OK, so one of my PCs has a grayflame weapon and will be fighting a large water elemental soon. It hasn't come up yet but I'm sure it will so I'm getting a jump on it. I have a few questions regarding the issue. First how would one handle hitting a water elemental with grayflame with it's "Drench" ability? The damage dealt through grayflame is not fire damage but does come from a source of flame. If drench dispels grayflame does the divine damage still go through or does it nullify? On the other hand does Drench only work on fire it willingly touches or is it any flame it comes into contact with?
Grayflame: This weapon responds to channeled positive and negative energy. When the wielder spends a swift action to channel energy through the weapon, it ignites with a strange gray flame that sheds light as a torch, increases the weapon's enhancement bonus by +1, and deals +1d6 damage (as the divine power from flame strike) to creatures struck by the weapon.
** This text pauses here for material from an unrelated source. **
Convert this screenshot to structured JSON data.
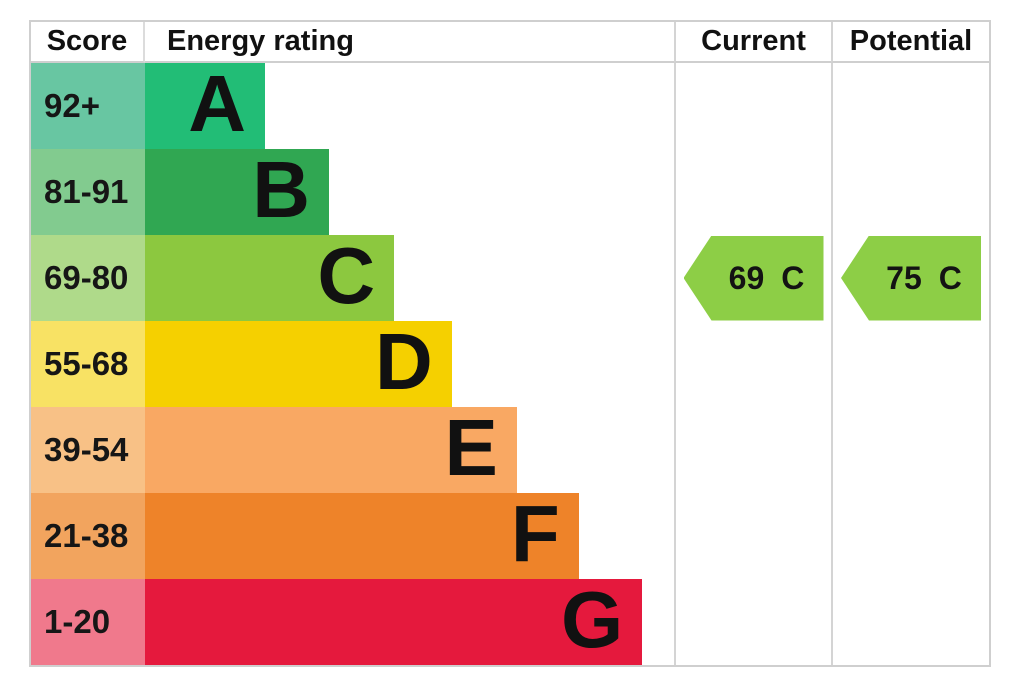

This flame lasts for 1 round for every d6 of damage or healing the channeling normally provides. When charged with positive energy, the flame is a silvery gray, good creatures are immune to the weapon's extra damage, and the weapon counts as a good and silver weapon for the purpose of bypassing damage reduction. When charged with negative energy, the flame is an ashen gray, evil creatures are immune to the weapon's extra damage, and the weapon counts as an evil and cold iron weapon for the purpose of bypassing damage reduction. This special ability can only be placed on melee weapons.
Drench: The elemental's touch puts out non-magical flames of Large size or smaller. The creature can dispel magical fire it touches as dispel magic (caster level equals elemental's HD).